Consider this sphere. There is a point on the sphere that meets with the positive $z$-axis. Let that be $\{0, 0, 1\}$. (See image in above link)
There are sensors around the axes that can detect rotation of the sphere along that axis. Now $z$-axis sensor detects $-30^{\circ}$ (right hand rule) and $y$-axis detects $-30^{\circ}$. Where will the new point be? What is the math involved?
Well, using polar cordinates we can write the cartecian cordinate through {$x,y,z$} = {$rcos(\theta )sin(\phi),rsin(\theta )sin(\phi),rcos(\phi)$} (this is simple trigometry if you think about it). For {$0,0,1$} we have $r=1$ and $\phi = 0 $. A $-30^\circ$ rotation from the z-axis means that $\phi = \frac{\pi}{6}$ and a $-30^\circ$ from the y-axis corresponds to $\theta = \frac{\pi}{2}+\frac{\pi}{6} = \frac{2\pi}{3}$ which means that the new coordinate is {$sin(\frac{2\pi}{3})sin(\frac{\pi}{6}),cos(\frac{2\pi}{3})sin(\frac{\pi}{6}),cos(\frac{\pi}{6})$}.
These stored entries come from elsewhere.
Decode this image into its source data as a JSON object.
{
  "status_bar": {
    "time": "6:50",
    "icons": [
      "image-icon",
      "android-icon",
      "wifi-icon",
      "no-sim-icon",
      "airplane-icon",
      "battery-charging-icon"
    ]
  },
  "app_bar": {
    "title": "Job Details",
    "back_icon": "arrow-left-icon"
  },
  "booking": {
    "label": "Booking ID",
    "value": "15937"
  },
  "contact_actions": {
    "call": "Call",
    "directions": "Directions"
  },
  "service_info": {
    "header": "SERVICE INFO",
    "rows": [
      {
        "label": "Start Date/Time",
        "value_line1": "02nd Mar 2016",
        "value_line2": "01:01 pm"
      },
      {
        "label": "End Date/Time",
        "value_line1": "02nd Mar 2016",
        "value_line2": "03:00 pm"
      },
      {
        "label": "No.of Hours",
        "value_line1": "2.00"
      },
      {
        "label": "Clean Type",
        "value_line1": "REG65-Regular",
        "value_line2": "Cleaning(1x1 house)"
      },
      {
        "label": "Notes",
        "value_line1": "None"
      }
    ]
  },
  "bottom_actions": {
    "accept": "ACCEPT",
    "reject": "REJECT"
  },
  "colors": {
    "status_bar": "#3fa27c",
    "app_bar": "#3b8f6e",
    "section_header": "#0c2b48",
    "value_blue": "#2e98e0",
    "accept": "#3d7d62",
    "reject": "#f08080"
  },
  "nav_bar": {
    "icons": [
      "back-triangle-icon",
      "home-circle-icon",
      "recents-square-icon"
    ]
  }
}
In general the formula would be for a sensor at the y-axis {$cos(\frac{\pi}{2} +\frac{a\pi}{180})sin(\frac{b\pi}{180}),sin(\frac{\pi}{2} +\frac{a\pi}{180})sin(\frac{b\pi}{180}),cos(\frac{b\pi}{180})$} = {$-sin(\frac{a\pi}{180})sin(\frac{b\pi}{180}),cos(\frac{a\pi}{180})sin(\frac{b\pi}{180}),cos(\frac{b\pi}{180})$}, where $a$ is the degrees measured from the y axis and $b$ the z-axis
PS: Your figure does not follow the right hand rule!